The tactic has continued into modern-day Russia, with activists protesting their treatment in prison or raising awareness of political causes.
Jailed Kremlin critic Alexei Navalny announced Wednesday that he is going on hunger strike to demand medical treatment and an end to “torturous” sleep deprivation in one of Russia’s most notorious prison colonies.
Hunger strikes as a tool of protest date back to the Soviet era, when solo dissidents or even entire groups of prisoners would forgo eating — sometimes fatally — in hopes of gaining their demands.
Here is a list of some of the most prominent figures to have gone on hunger strike in the Soviet Union and Russia:
1969: Alexander Ginzburg
Leading Soviet dissident Alexander Ginzburg went on hunger strike for 27 days after he was barred from marrying his fiancee while he was in a labor camp. He would go on to become a founding member of the Moscow Helsinki Group before being expelled from the Soviet Union over his human rights advocacy.
1974, 1981, 1985: Andrei Sakharov
Soviet nuclear physicist and human rights advocate Andrei Sakharov went on hunger strike several times. In 1974, he launched a six-day strike aimed at pressing U.S. President Nixon and Soviet leader Leonid Brezhnev to address rights problems, especially those faced by “prisoners of conscience.”
In 1984 and again in 1985, Sakharov went on strike to demand that his wife be allowed to go abroad for medical treatment. Both times, he was hospitalized and allegedly force-fed.
1986: Anatoly Marchenko
Soviet dissident Anatoly Marchenko went on hunger strike several times throughout his life. He died in a prison hospital at age 48 following a three-month hunger strike to demand the release of all Soviet prisoners of conscience. His death sparked a worldwide outcry and would be a key factor in Soviet leader Mikhail Gorbachev’s granting of mass amnesty to political prisoners the next year.

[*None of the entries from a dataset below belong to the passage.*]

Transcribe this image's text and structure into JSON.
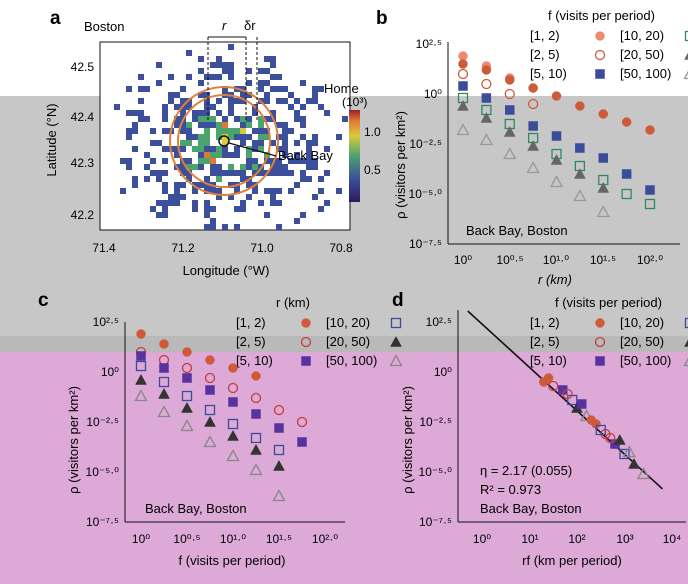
{
  "panels": [
    {
      "id": "a",
      "letter": "a"
    },
    {
      "id": "b",
      "letter": "b"
    },
    {
      "id": "c",
      "letter": "c"
    },
    {
      "id": "d",
      "letter": "d"
    }
  ],
  "colors": {
    "series_light": "#f08a6e",
    "series_mid": "#ce5a3c",
    "series_green": "#2e8a5e",
    "series_red": "#c63c3c",
    "series_gray": "#666666",
    "series_purple": "#5a32a0",
    "series_blue": "#3a4d9a",
    "series_lightgray": "#999999",
    "series_darkgray": "#333333",
    "ring": "#e0803a"
  },
  "map": {
    "city": "Boston",
    "xlabel": "Longitude (°W)",
    "ylabel": "Latitude (°N)",
    "xticks": [
      "71.4",
      "71.2",
      "71.0",
      "70.8"
    ],
    "yticks": [
      "42.5",
      "42.4",
      "42.3",
      "42.2"
    ],
    "r_label": "r",
    "dr_label": "δr",
    "annotation": "Back Bay",
    "colorbar_title": "Home",
    "colorbar_unit": "(10³)",
    "colorbar_ticks": [
      "1.0",
      "0.5"
    ],
    "colorbar_ticks_mid": "1.0"
  },
  "chart_data": [
    {
      "panel": "b",
      "type": "scatter",
      "title": "f (visits per period)",
      "xlabel": "r (km)",
      "ylabel": "ρ (visitors per km²)",
      "location_label": "Back Bay, Boston",
      "xlim_log10": [
        0,
        2
      ],
      "ylim_log10": [
        -7.5,
        2.5
      ],
      "xticks": [
        "10⁰",
        "10⁰·⁵",
        "10¹·⁰",
        "10¹·⁵",
        "10²·⁰"
      ],
      "yticks": [
        "10²·⁵",
        "10⁰",
        "10⁻²·⁵",
        "10⁻⁵·⁰",
        "10⁻⁷·⁵"
      ],
      "legend": [
        "[1, 2)",
        "[2, 5)",
        "[5, 10)",
        "[10, 20)",
        "[20, 50)",
        "[50, 100)"
      ],
      "x_log10": [
        0,
        0.25,
        0.5,
        0.75,
        1.0,
        1.25,
        1.5,
        1.75,
        2.0
      ],
      "series": [
        {
          "name": "[1, 2)",
          "marker": "circle-filled",
          "color": "#f08a6e",
          "y_log10": [
            1.9,
            1.4,
            0.8,
            0.3
          ]
        },
        {
          "name": "[2, 5)",
          "marker": "circle-open",
          "color": "#ce5a3c",
          "y_log10": [
            1.0,
            0.5,
            0.0,
            -0.5
          ]
        },
        {
          "name": "[5, 10)",
          "marker": "square-filled",
          "color": "#3a4d9a",
          "y_log10": [
            0.4,
            -0.2,
            -0.8,
            -1.6,
            -2.1,
            -2.7,
            -3.2,
            -4.0,
            -4.8
          ]
        },
        {
          "name": "[10, 20)",
          "marker": "square-open",
          "color": "#2e8a5e",
          "y_log10": [
            -0.2,
            -0.8,
            -1.5,
            -2.2,
            -3.0,
            -3.6,
            -4.3,
            -5.0,
            -5.5
          ]
        },
        {
          "name": "[20, 50)",
          "marker": "triangle-filled",
          "color": "#666666",
          "y_log10": [
            -0.6,
            -1.2,
            -1.9,
            -2.6,
            -3.3,
            -4.0,
            -4.7
          ]
        },
        {
          "name": "[50, 100)",
          "marker": "triangle-open",
          "color": "#999999",
          "y_log10": [
            -1.8,
            -2.3,
            -3.0,
            -3.7,
            -4.4,
            -5.1,
            -5.9
          ]
        }
      ],
      "upper_group": {
        "x_log10": [
          0,
          0.25,
          0.5,
          0.75,
          1.0,
          1.25,
          1.5,
          1.75,
          2.0
        ],
        "y_log10": [
          1.5,
          1.2,
          0.7,
          0.3,
          -0.1,
          -0.6,
          -1.0,
          -1.4,
          -1.8
        ],
        "color": "#ce5a3c"
      }
    },
    {
      "panel": "c",
      "type": "scatter",
      "title": "r (km)",
      "xlabel": "f (visits per period)",
      "ylabel": "ρ (visitors per km²)",
      "location_label": "Back Bay, Boston",
      "xlim_log10": [
        0,
        2
      ],
      "ylim_log10": [
        -7.5,
        2.5
      ],
      "xticks": [
        "10⁰",
        "10⁰·⁵",
        "10¹·⁰",
        "10¹·⁵",
        "10²·⁰"
      ],
      "yticks": [
        "10²·⁵",
        "10⁰",
        "10⁻²·⁵",
        "10⁻⁵·⁰",
        "10⁻⁷·⁵"
      ],
      "legend": [
        "[1, 2)",
        "[2, 5)",
        "[5, 10)",
        "[10, 20)",
        "[20, 50)",
        "[50, 100)"
      ],
      "x_log10": [
        0,
        0.25,
        0.5,
        0.75,
        1.0,
        1.25,
        1.5,
        1.75,
        2.0
      ],
      "series": [
        {
          "name": "[1, 2)",
          "marker": "circle-filled",
          "color": "#ce5a3c",
          "y_log10": [
            1.9,
            1.4,
            1.0,
            0.6,
            0.2,
            -0.2
          ]
        },
        {
          "name": "[2, 5)",
          "marker": "circle-open",
          "color": "#c63c3c",
          "y_log10": [
            1.0,
            0.6,
            0.2,
            -0.3,
            -0.8,
            -1.3,
            -1.9,
            -2.5
          ]
        },
        {
          "name": "[5, 10)",
          "marker": "square-filled",
          "color": "#5a32a0",
          "y_log10": [
            0.8,
            0.2,
            -0.3,
            -0.9,
            -1.5,
            -2.1,
            -2.8,
            -3.5
          ]
        },
        {
          "name": "[10, 20)",
          "marker": "square-open",
          "color": "#3a4d9a",
          "y_log10": [
            0.3,
            -0.5,
            -1.2,
            -1.9,
            -2.6,
            -3.3,
            -3.9
          ]
        },
        {
          "name": "[20, 50)",
          "marker": "triangle-filled",
          "color": "#333333",
          "y_log10": [
            -0.4,
            -1.1,
            -1.8,
            -2.5,
            -3.2,
            -3.9,
            -4.7
          ]
        },
        {
          "name": "[50, 100)",
          "marker": "triangle-open",
          "color": "#888888",
          "y_log10": [
            -1.2,
            -2.0,
            -2.7,
            -3.5,
            -4.2,
            -4.9,
            -6.2
          ]
        }
      ]
    },
    {
      "panel": "d",
      "type": "scatter",
      "title": "f (visits per period)",
      "xlabel": "rf (km per period)",
      "ylabel": "ρ (visitors per km²)",
      "location_label": "Back Bay, Boston",
      "eta": "η = 2.17 (0.055)",
      "r2": "R² = 0.973",
      "xlim_log10": [
        -0.3,
        4.2
      ],
      "ylim_log10": [
        -7.5,
        2.5
      ],
      "xticks": [
        "10⁰",
        "10¹",
        "10²",
        "10³",
        "10⁴"
      ],
      "yticks": [
        "10²·⁵",
        "10⁰",
        "10⁻²·⁵",
        "10⁻⁵·⁰",
        "10⁻⁷·⁵"
      ],
      "legend": [
        "[1, 2)",
        "[2, 5)",
        "[5, 10)",
        "[10, 20)",
        "[20, 50)",
        "[50, 100)"
      ],
      "fit": {
        "slope": -2.17,
        "intercept_log10": 2.4
      },
      "points": [
        {
          "x": 1.3,
          "y": -0.5
        },
        {
          "x": 1.5,
          "y": -0.7
        },
        {
          "x": 1.7,
          "y": -0.9
        },
        {
          "x": 1.9,
          "y": -1.4
        },
        {
          "x": 2.0,
          "y": -1.8
        },
        {
          "x": 2.2,
          "y": -2.2
        },
        {
          "x": 2.4,
          "y": -2.6
        },
        {
          "x": 2.6,
          "y": -3.1
        },
        {
          "x": 2.8,
          "y": -3.6
        },
        {
          "x": 3.0,
          "y": -4.1
        },
        {
          "x": 3.2,
          "y": -4.6
        },
        {
          "x": 3.4,
          "y": -5.1
        },
        {
          "x": 1.4,
          "y": -0.3
        },
        {
          "x": 1.8,
          "y": -1.1
        },
        {
          "x": 2.1,
          "y": -1.6
        },
        {
          "x": 2.5,
          "y": -2.9
        },
        {
          "x": 2.9,
          "y": -3.4
        },
        {
          "x": 3.1,
          "y": -4.0
        },
        {
          "x": 2.3,
          "y": -2.4
        },
        {
          "x": 2.7,
          "y": -3.3
        }
      ]
    }
  ]
}
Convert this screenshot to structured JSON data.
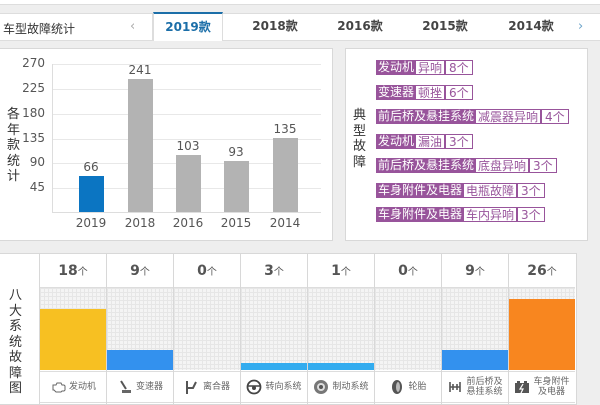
{
  "header": {
    "title": "车型故障统计",
    "prev_icon": "‹",
    "next_icon": "›",
    "tabs": [
      {
        "label": "2019款",
        "active": true
      },
      {
        "label": "2018款",
        "active": false
      },
      {
        "label": "2016款",
        "active": false
      },
      {
        "label": "2015款",
        "active": false
      },
      {
        "label": "2014款",
        "active": false
      }
    ]
  },
  "chart_panel": {
    "ylabel": "各年款统计",
    "highlight_color": "#0b75c2",
    "bar_color": "#b3b3b3"
  },
  "chart_data": {
    "type": "bar",
    "title": "",
    "xlabel": "",
    "ylabel": "各年款统计",
    "categories": [
      "2019",
      "2018",
      "2016",
      "2015",
      "2014"
    ],
    "values": [
      66,
      241,
      103,
      93,
      135
    ],
    "yticks": [
      45,
      90,
      135,
      180,
      225,
      270
    ],
    "ylim": [
      0,
      270
    ],
    "grid": true,
    "highlighted": "2019"
  },
  "fault_panel": {
    "label": "典型故障",
    "accent_color": "#98549b",
    "items": [
      {
        "system": "发动机",
        "issue": "异响",
        "count": "8个"
      },
      {
        "system": "变速器",
        "issue": "顿挫",
        "count": "6个"
      },
      {
        "system": "前后桥及悬挂系统",
        "issue": "减震器异响",
        "count": "4个"
      },
      {
        "system": "发动机",
        "issue": "漏油",
        "count": "3个"
      },
      {
        "system": "前后桥及悬挂系统",
        "issue": "底盘异响",
        "count": "3个"
      },
      {
        "system": "车身附件及电器",
        "issue": "电瓶故障",
        "count": "3个"
      },
      {
        "system": "车身附件及电器",
        "issue": "车内异响",
        "count": "3个"
      }
    ]
  },
  "system_panel": {
    "label": "八大系统故障图",
    "unit": "个",
    "systems": [
      {
        "name": "发动机",
        "count": "18",
        "icon": "engine-icon",
        "color": "#f7c022",
        "fill_pct": 75
      },
      {
        "name": "变速器",
        "count": "9",
        "icon": "gear-shifter-icon",
        "color": "#3391ee",
        "fill_pct": 25
      },
      {
        "name": "离合器",
        "count": "0",
        "icon": "clutch-pedal-icon",
        "color": "#3391ee",
        "fill_pct": 0
      },
      {
        "name": "转向系统",
        "count": "3",
        "icon": "steering-wheel-icon",
        "color": "#33acef",
        "fill_pct": 8
      },
      {
        "name": "制动系统",
        "count": "1",
        "icon": "brake-disc-icon",
        "color": "#33acef",
        "fill_pct": 8
      },
      {
        "name": "轮胎",
        "count": "0",
        "icon": "tire-icon",
        "color": "#33acef",
        "fill_pct": 0
      },
      {
        "name": "前后桥及悬挂系统",
        "name_lines": [
          "前后桥及",
          "悬挂系统"
        ],
        "count": "9",
        "icon": "suspension-icon",
        "color": "#3391ee",
        "fill_pct": 25
      },
      {
        "name": "车身附件及电器",
        "name_lines": [
          "车身附件",
          "及电器"
        ],
        "count": "26",
        "icon": "battery-icon",
        "color": "#f8861f",
        "fill_pct": 87
      }
    ]
  }
}
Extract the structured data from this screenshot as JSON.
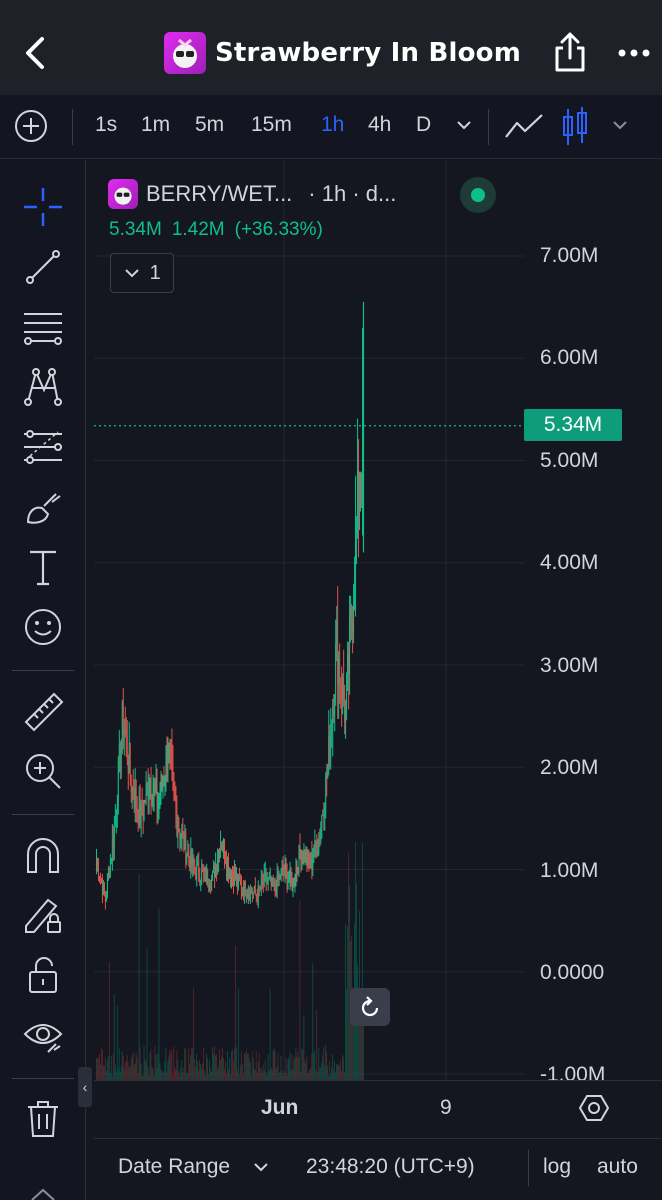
{
  "header": {
    "title": "Strawberry In Bloom",
    "icons": [
      "back-chevron-icon",
      "token-logo",
      "share-icon",
      "more-dots-icon"
    ]
  },
  "toolbar": {
    "timeframes": [
      {
        "label": "1s",
        "active": false
      },
      {
        "label": "1m",
        "active": false
      },
      {
        "label": "5m",
        "active": false
      },
      {
        "label": "15m",
        "active": false
      },
      {
        "label": "1h",
        "active": true
      },
      {
        "label": "4h",
        "active": false
      },
      {
        "label": "D",
        "active": false
      }
    ],
    "accent_color": "#2962ff"
  },
  "tools": [
    "crosshair-icon",
    "trend-line-icon",
    "horizontal-lines-icon",
    "pattern-icon",
    "fib-icon",
    "brush-icon",
    "text-icon",
    "emoji-icon",
    "ruler-icon",
    "zoom-in-icon",
    "magnet-icon",
    "lock-drawing-icon",
    "unlock-icon",
    "eye-icon",
    "trash-icon"
  ],
  "legend": {
    "symbol": "BERRY/WET...",
    "interval": "· 1h · d...",
    "values": [
      "5.34M",
      "1.42M",
      "(+36.33%)"
    ],
    "collapse_count": "1",
    "value_color": "#0dbf8c"
  },
  "price_axis": {
    "labels": [
      "7.00M",
      "6.00M",
      "5.00M",
      "4.00M",
      "3.00M",
      "2.00M",
      "1.00M",
      "0.0000",
      "-1.00M"
    ],
    "last_price": "5.34M",
    "last_price_color": "#0d9d7a"
  },
  "time_axis": {
    "labels": [
      "Jun",
      "9"
    ]
  },
  "bottom_bar": {
    "date_range": "Date Range",
    "clock": "23:48:20 (UTC+9)",
    "log": "log",
    "auto": "auto"
  },
  "chart_data": {
    "type": "candlestick",
    "ylim": [
      -1000000,
      7000000
    ],
    "last_value": 5340000,
    "up_color": "#0dbf8c",
    "down_color": "#e2524c",
    "close_path": [
      1100000,
      700000,
      1400000,
      2500000,
      1800000,
      1500000,
      1900000,
      1600000,
      2200000,
      1500000,
      1200000,
      1000000,
      950000,
      900000,
      1300000,
      1000000,
      850000,
      800000,
      750000,
      900000,
      800000,
      1000000,
      850000,
      1200000,
      1050000,
      1300000,
      2000000,
      3200000,
      2500000,
      4000000,
      5340000
    ]
  }
}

2013: Nadya Tolokonnikova and Maria Alyokhina
Pussy Riot member Maria Alyokhina went on hunger strike for 11 days in March 2013 over claims that prison officials were attempting to turn fellow inmates against her by ramping up security requirements ahead of her parole hearing. Alyokhina had been sentenced to two years in a penal colony over the punk-activist group’s 2012 “Punk Prayer” performance in Moscow’s Christ the Savior Cathedral. She ended her hunger strike after her demands were met.
In September of that year, fellow Pussy Riot member Nadya Tolokonnikova, in prison on the same charges, announced a hunger strike to protest what she called slave labor conditions at her prison colony. She also accused a prison official of threatening to kill her. She ended her strike after nine days due to her health deteriorating.
2015-2016: Nadiya Savchenko
Ukrainian pilot Nadiya Savchenko went on hunger strike twice while imprisoned in Russia on charges of killing two Russian journalists during the war in eastern Ukraine which she denied. Her first hunger strike in prison lasted 83 days.
She announced a new hunger strike in April 2016 to demand that she be returned to her home country. A month later, she was freed in a prisoner swap between Russia and Ukraine.
2018: Oleg Sentsov
Ukrainian filmmaker Oleg Sentsov went on hunger strike for 145 days in a Russian prison, where he was serving a 20-year sentence on terrorism charges that rights advocates say were trumped-up. The director had been living in Crimea when Russia annexed it from Ukraine in 2014 and was a vocal opponent of the takeover.
Sentsov abandoned his hunger strike after his health became “critical” and prison officials allegedly threatened to force-feed him. He was later released in a 2019 prisoner swap with Ukraine.
2019: Lyubov Sobol
Lyubov Sobol, a lawyer for Navalny’s Anti-Corruption Foundation, announced a hunger strike in summer 2019 to protest the exclusion of opposition candidates including herself from the Moscow City Duma elections.
She ended her month-long strike out of concern for the health of one of her aides who also went on hunger strike.